‘grease monkey’: meaning and origin

Of American-English origin, the noun grease monkey (plural grease monkeys) is an informal appellation for a mechanic, especially one who works on motor cars or aircraft.

The noun monkey has long been used—frequently with modifying word indicating the occupation concerned—to denote a person engaged in a trade or profession, especially a person performing a subordinate or menial task, or one which involves physical agility. For example:
– the noun powder monkey, attested in the mid-17th century, designated a boy employed on a ship to carry gunpowder from the powder magazine to the guns;
– the noun road monkey, attested in the late 19th century, designated a person employed to repair logging roads.

The earliest occurrences of the noun grease monkey that I have found are as follows, in chronological order:

1-: From a letter from San Pedro, California, that Claude Newburn, a sailor in the U.S. Navy, wrote to his parents on Sunday 22nd September 1918—letter published in The Lindsay News (Lindsay, Oklahoma) of Friday 4th October 1918:

I have my application in for change of rating frm [sic] seaman to gas engine mechanic, and am almost sure I will pass. If I pass will get shipped to some place in Virginia for three months school. That will not be bad for when Uncle Sam is through with me I will make some Garage a good “grease monkey.”

2-: From the following advertisement, published in The Idaho Republican (Blackfoot, Idaho) of Monday 18th April 1921:

When Your Car Needs Repairing
To get the best and cheapest results. Look for these things.

[…]
THE MECHANIC—Is your job going to be done by a real mechanic, or a “grease monkey” under the casual supervision of a foreman. How much real experience has he actually had? And Where?

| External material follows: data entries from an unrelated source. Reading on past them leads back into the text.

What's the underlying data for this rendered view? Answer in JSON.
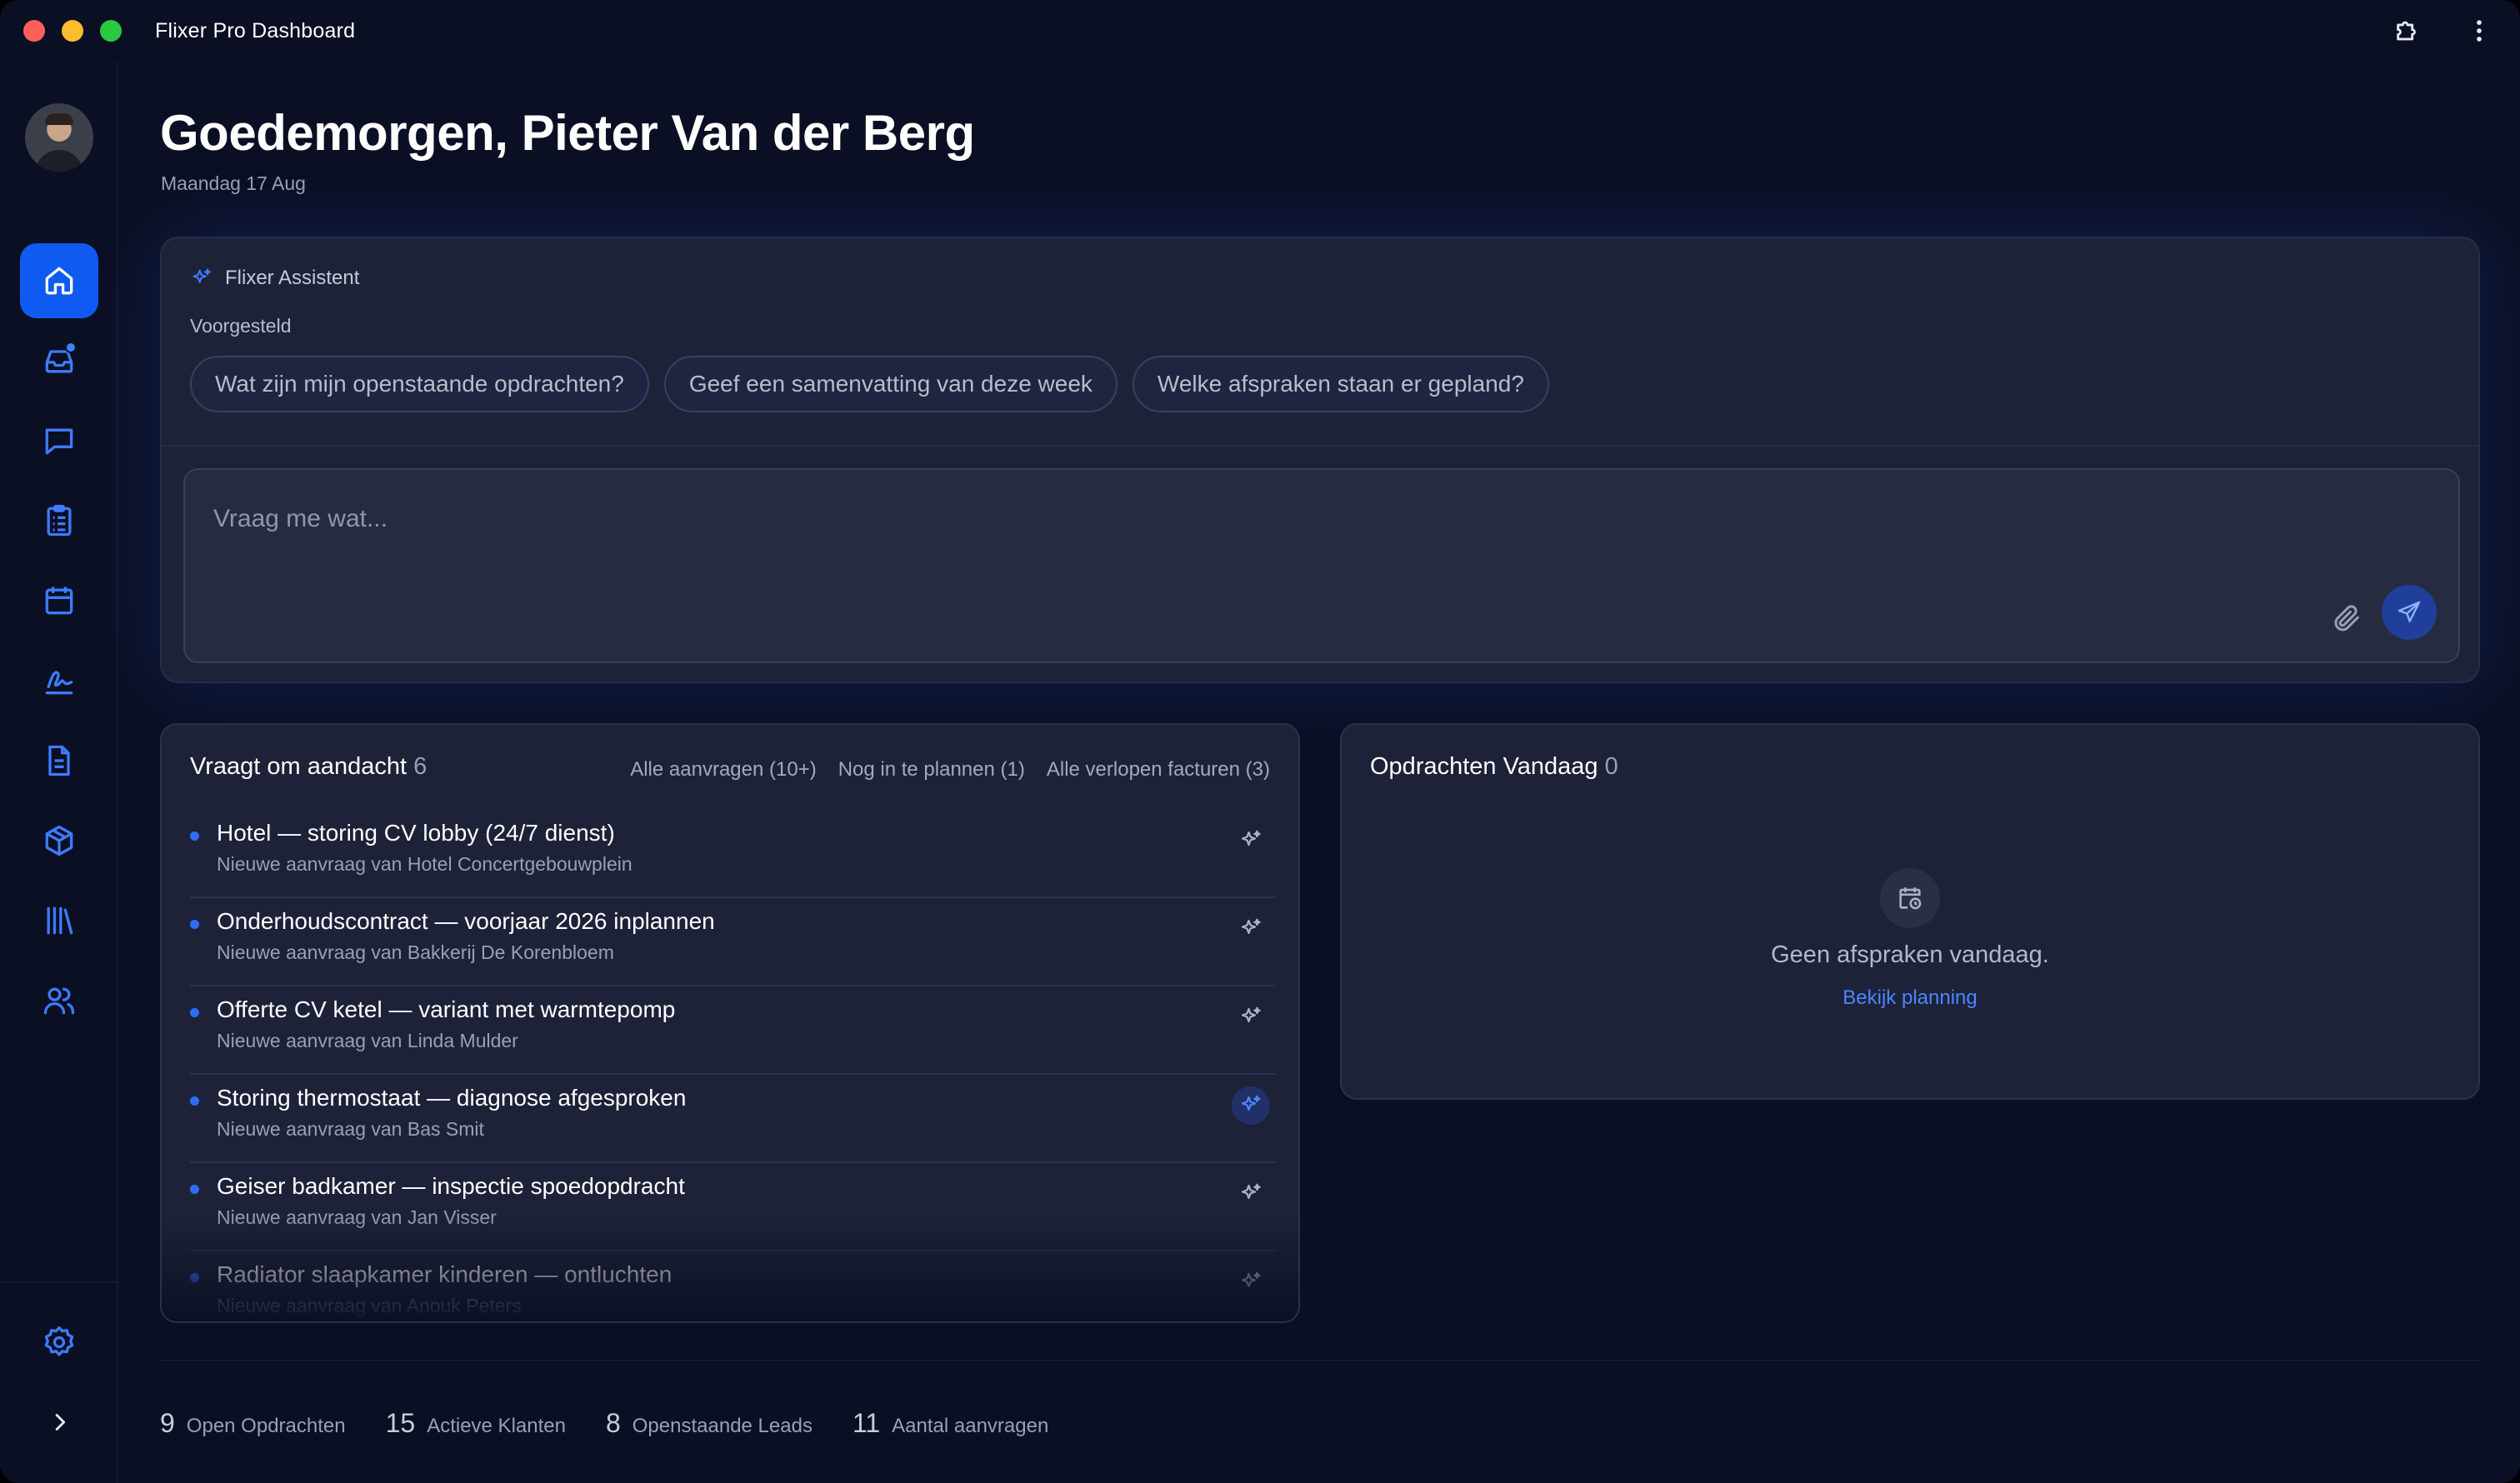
{
  "window": {
    "title": "Flixer Pro Dashboard"
  },
  "header": {
    "greeting": "Goedemorgen, Pieter Van der Berg",
    "date": "Maandag 17 Aug"
  },
  "sidebar": {
    "items": [
      {
        "name": "home",
        "icon": "home-icon",
        "active": true
      },
      {
        "name": "inbox",
        "icon": "inbox-icon",
        "badge": true
      },
      {
        "name": "messages",
        "icon": "chat-icon"
      },
      {
        "name": "tasks",
        "icon": "clipboard-list-icon"
      },
      {
        "name": "calendar",
        "icon": "calendar-icon"
      },
      {
        "name": "signature",
        "icon": "signature-icon"
      },
      {
        "name": "documents",
        "icon": "document-icon"
      },
      {
        "name": "products",
        "icon": "package-icon"
      },
      {
        "name": "library",
        "icon": "library-icon"
      },
      {
        "name": "customers",
        "icon": "users-icon"
      }
    ],
    "settings_icon": "gear-icon",
    "expand_icon": "chevron-right-icon"
  },
  "assistant": {
    "title": "Flixer Assistent",
    "suggested_label": "Voorgesteld",
    "chips": [
      "Wat zijn mijn openstaande opdrachten?",
      "Geef een samenvatting van deze week",
      "Welke afspraken staan er gepland?"
    ],
    "input_placeholder": "Vraag me wat..."
  },
  "attention": {
    "title": "Vraagt om aandacht",
    "count": "6",
    "filters": [
      "Alle aanvragen (10+)",
      "Nog in te plannen (1)",
      "Alle verlopen facturen (3)"
    ],
    "items": [
      {
        "title": "Hotel — storing CV lobby (24/7 dienst)",
        "subtitle": "Nieuwe aanvraag van Hotel Concertgebouwplein"
      },
      {
        "title": "Onderhoudscontract — voorjaar 2026 inplannen",
        "subtitle": "Nieuwe aanvraag van Bakkerij De Korenbloem"
      },
      {
        "title": "Offerte CV ketel — variant met warmtepomp",
        "subtitle": "Nieuwe aanvraag van Linda Mulder"
      },
      {
        "title": "Storing thermostaat — diagnose afgesproken",
        "subtitle": "Nieuwe aanvraag van Bas Smit"
      },
      {
        "title": "Geiser badkamer — inspectie spoedopdracht",
        "subtitle": "Nieuwe aanvraag van Jan Visser"
      },
      {
        "title": "Radiator slaapkamer kinderen — ontluchten",
        "subtitle": "Nieuwe aanvraag van Anouk Peters"
      }
    ]
  },
  "today": {
    "title": "Opdrachten Vandaag",
    "count": "0",
    "empty_text": "Geen afspraken vandaag.",
    "link": "Bekijk planning"
  },
  "stats": [
    {
      "value": "9",
      "label": "Open Opdrachten"
    },
    {
      "value": "15",
      "label": "Actieve Klanten"
    },
    {
      "value": "8",
      "label": "Openstaande Leads"
    },
    {
      "value": "11",
      "label": "Aantal aanvragen"
    }
  ],
  "colors": {
    "accent": "#0f5bf2",
    "link": "#4b86ff",
    "background": "#0b0f24",
    "card": "#1d2238"
  }
}
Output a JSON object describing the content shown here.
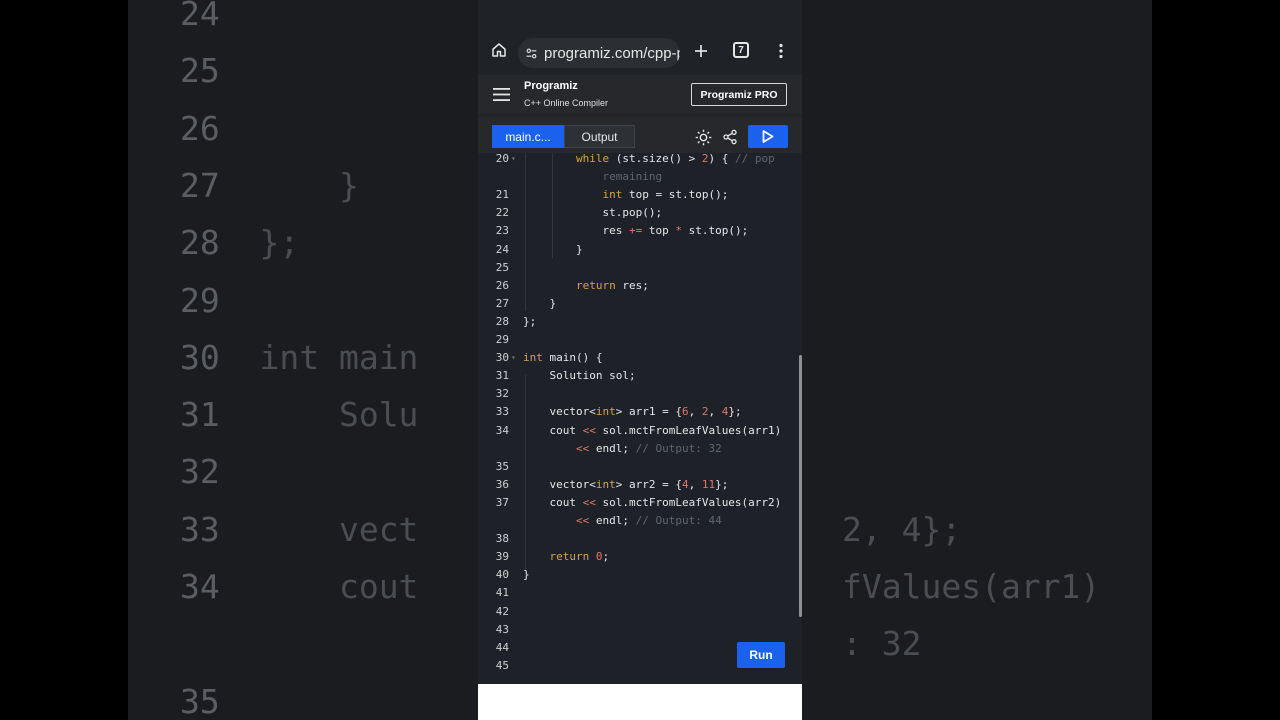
{
  "background_code": {
    "left": [
      {
        "num": "24",
        "text": ""
      },
      {
        "num": "25",
        "text": ""
      },
      {
        "num": "26",
        "text": ""
      },
      {
        "num": "27",
        "text": "    }"
      },
      {
        "num": "28",
        "text": "};"
      },
      {
        "num": "29",
        "text": ""
      },
      {
        "num": "30",
        "text": "int main"
      },
      {
        "num": "31",
        "text": "    Solu"
      },
      {
        "num": "32",
        "text": ""
      },
      {
        "num": "33",
        "text": "    vect"
      },
      {
        "num": "34",
        "text": "    cout"
      },
      {
        "num": "",
        "text": ""
      },
      {
        "num": "35",
        "text": ""
      }
    ],
    "right": [
      {
        "text": "2, 4};",
        "row": 9
      },
      {
        "text": "fValues(arr1)",
        "row": 10
      },
      {
        "text": ": 32",
        "row": 11
      }
    ]
  },
  "browser": {
    "url": "programiz.com/cpp-p",
    "tab_count": "7"
  },
  "app": {
    "logo": "Programiz",
    "subtitle": "C++ Online Compiler",
    "pro_button": "Programiz PRO",
    "tab_main": "main.c...",
    "tab_output": "Output",
    "run_button": "Run"
  },
  "code_lines": [
    {
      "num": "20",
      "html": "        <span class='kw'>while</span> (st.size() > <span class='num'>2</span>) { <span class='cm'>// pop</span>",
      "fold": true
    },
    {
      "num": "",
      "html": "            <span class='cm'>remaining</span>"
    },
    {
      "num": "21",
      "html": "            <span class='kw'>int</span> top = st.top();"
    },
    {
      "num": "22",
      "html": "            st.pop();"
    },
    {
      "num": "23",
      "html": "            res <span class='num'>+=</span> top <span class='num'>*</span> st.top();"
    },
    {
      "num": "24",
      "html": "        }"
    },
    {
      "num": "25",
      "html": ""
    },
    {
      "num": "26",
      "html": "        <span class='kw'>return</span> res;"
    },
    {
      "num": "27",
      "html": "    }"
    },
    {
      "num": "28",
      "html": "};"
    },
    {
      "num": "29",
      "html": ""
    },
    {
      "num": "30",
      "html": "<span class='kw'>int</span> main() {",
      "fold": true
    },
    {
      "num": "31",
      "html": "    Solution sol;"
    },
    {
      "num": "32",
      "html": ""
    },
    {
      "num": "33",
      "html": "    vector<<span class='kw'>int</span>> arr1 = {<span class='num'>6</span>, <span class='num'>2</span>, <span class='num'>4</span>};"
    },
    {
      "num": "34",
      "html": "    cout <span class='num'><<</span> sol.mctFromLeafValues(arr1)"
    },
    {
      "num": "",
      "html": "        <span class='num'><<</span> endl; <span class='cm'>// Output: 32</span>"
    },
    {
      "num": "35",
      "html": ""
    },
    {
      "num": "36",
      "html": "    vector<<span class='kw'>int</span>> arr2 = {<span class='num'>4</span>, <span class='num'>11</span>};"
    },
    {
      "num": "37",
      "html": "    cout <span class='num'><<</span> sol.mctFromLeafValues(arr2)"
    },
    {
      "num": "",
      "html": "        <span class='num'><<</span> endl; <span class='cm'>// Output: 44</span>"
    },
    {
      "num": "38",
      "html": ""
    },
    {
      "num": "39",
      "html": "    <span class='kw'>return</span> <span class='num'>0</span>;"
    },
    {
      "num": "40",
      "html": "}"
    },
    {
      "num": "41",
      "html": ""
    },
    {
      "num": "42",
      "html": ""
    },
    {
      "num": "43",
      "html": ""
    },
    {
      "num": "44",
      "html": ""
    },
    {
      "num": "45",
      "html": ""
    }
  ],
  "icons": {
    "home": "home-icon",
    "site_settings": "site-settings-icon",
    "new_tab": "plus-icon",
    "tabs": "tabs-icon",
    "menu": "more-vert-icon",
    "hamburger": "hamburger-icon",
    "theme": "sun-icon",
    "share": "share-icon",
    "run": "play-icon"
  },
  "colors": {
    "accent": "#1a62ee",
    "keyword": "#d4a44b",
    "number": "#e0766a",
    "comment": "#5f6670"
  }
}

Has he worked in the leading shops and in the large service stations, where they use best methods and short cuts that are unknown to the average small shop mechanic.

No Man Can Do Good Work Unless He Knows How
You will find the proper qualifications at the shop of
Sisung & Flaherty
WITH ANDREN AUTO COMPANY

3-: From an article about the U.S. racing driver Jimmy Murphy (1894-1924), published in The Tacoma Daily Ledger (Tacoma, Washington) of Sunday 2nd July 1922:

Success to Jimmy has come after years of hard work. If you knew him when he first started the game of speed you will know that every bit of the rewards he is now reaping have been won by work. Today he is the same likable chap that he was in the days when he was a “grease monkey,” as driver’s mechanics are dubbed. The glory of the game has not turned his head in the least particle.

4-: From the following advertisement, published in The Ardmore Daily Press (Ardmore, Oklahoma) of Sunday 1st April 1923:

Anderson’s Auto Supply
Phone 287
NIGHT OR DAY SERVICE
A complete line of Parts and Accessories that we can recommend to you
Our Gasoline Tests 58.6 Gravity
MOBIL AND VELVET OIL SERVICE
Repair Department in Charge of
PORTER CRAIG
(Cadillac Grease Monkey)
8-10 East Main St.

5-: From The Long Beach Press (Long Beach, California) of Sunday 10th June 1923:

Brambila Completes His First Year in Business in Long Beach

Recording a notable and brilliant page in the history of the commercial life of Long Beach, the J. L. Brambila organization has just celebrated the first anniversary of its advent into the local motor car world.
The event was appropriately celebrated by Mr. Brambila and every member of his sales, service and clerical forces, from Sales Manager Edwin Elliott down to the newest “grease monkey.” Congratulations from all over the country poured in on Brambila, and leading officials at the Maxwell Motor car factory in Detroit sent him a huge floral offering to express their appreciation of his efforts.

6-: From The Houston Post (Houston, Texas) of Sunday 25th November 1923:

WATKINS JOINS BUICK FAMILY AS A SALESMAN

Another veteran of the automobile business in and around “these diggin’s” joined the Brazos Valley Buick company recently.
His name is D. L. Watkins, but it seems that nobody knows “Barney” by his rightful and lawful cognomen.
Barney made his “debut” in Houston’s automobile business about 12 year ago as a grease monkey in a garage. He worked as a mechanic up until about three years ago, then decided on the white collar and tie.
Getting into the sales end of the game, Barney made good with another Houston firm, and now he hangs his hat over with the Buick company.